Prioritizing: MoSCoW for System Design
Not every feature matters equally. Apply the MoSCoW framework to functional requirements:
- Must Have: The system is useless without these. (URL shortening, redirect.)
- Should Have: High value, but can ship in a later iteration. (Custom aliases, TTL.)
- Could Have: Nice to have if time permits. (QR code generation.)
- Won't Have (now): Explicitly out of scope. (Analytics dashboard, billing.)
In a 45-minute interview, designing for every "could have" is a trap. Explicitly parking features in "Won't Have" shows senior-level prioritization and keeps the architecture focused on what actually matters.
Documenting the Requirements
Before moving to architecture, write a brief requirement summary — even on a whiteboard, even in bullet form.

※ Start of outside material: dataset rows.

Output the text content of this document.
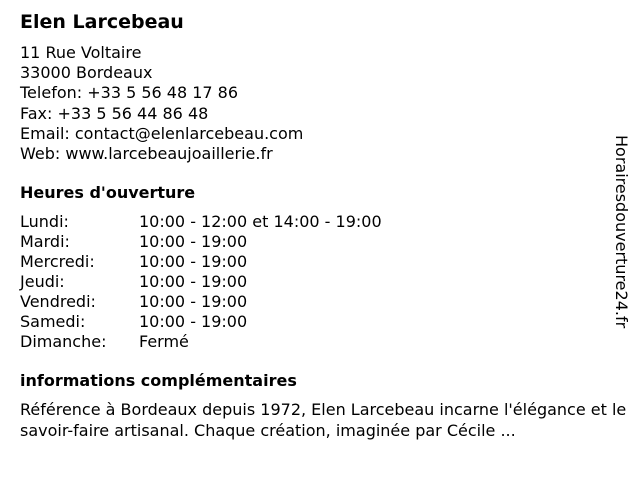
Elen Larcebeau
11 Rue Voltaire
33000 Bordeaux
Telefon: +33 5 56 48 17 86
Fax: +33 5 56 44 86 48
Email: contact@elenlarcebeau.com
Web: www.larcebeaujoaillerie.fr
Heures d'ouverture
Lundi:	10:00 - 12:00 et 14:00 - 19:00
Mardi:	10:00 - 19:00
Mercredi:	10:00 - 19:00
Jeudi:	10:00 - 19:00
Vendredi:	10:00 - 19:00
Samedi:	10:00 - 19:00
Dimanche: Fermé
informations complémentaires
Référence à Bordeaux depuis 1972, Elen Larcebeau incarne l'élégance et le savoir-faire artisanal. Chaque création, imaginée par Cécile ...
Horairesdouverture24.fr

A good summary looks like this:
System: URL Shortener
Functional (Must Have):
- POST /shorten → accept long URL, return short code
- GET /{code} → redirect to original URL (<50 ms)
Functional (Should Have):
- Custom alias support
- URL expiry (configurable TTL)
Out of scope: analytics, user accounts, paid features
Non-Functional:
- Scale: 100 M writes/day, 10 B reads/day (100:1)
- Latency: p99 redirect < 50 ms
- Availability: 99.99 %
- Consistency: eventual reads OK; strong for writes
- Storage: ~91 TB over 5 years
Assumptions:
- Avg record size ~500 bytes
- Peak read QPS ~345,000
- Global user distribution
This document is your architecture's contract. Every decision you make from here should trace back to one of these lines. If a proposed component does not serve any requirement, remove it.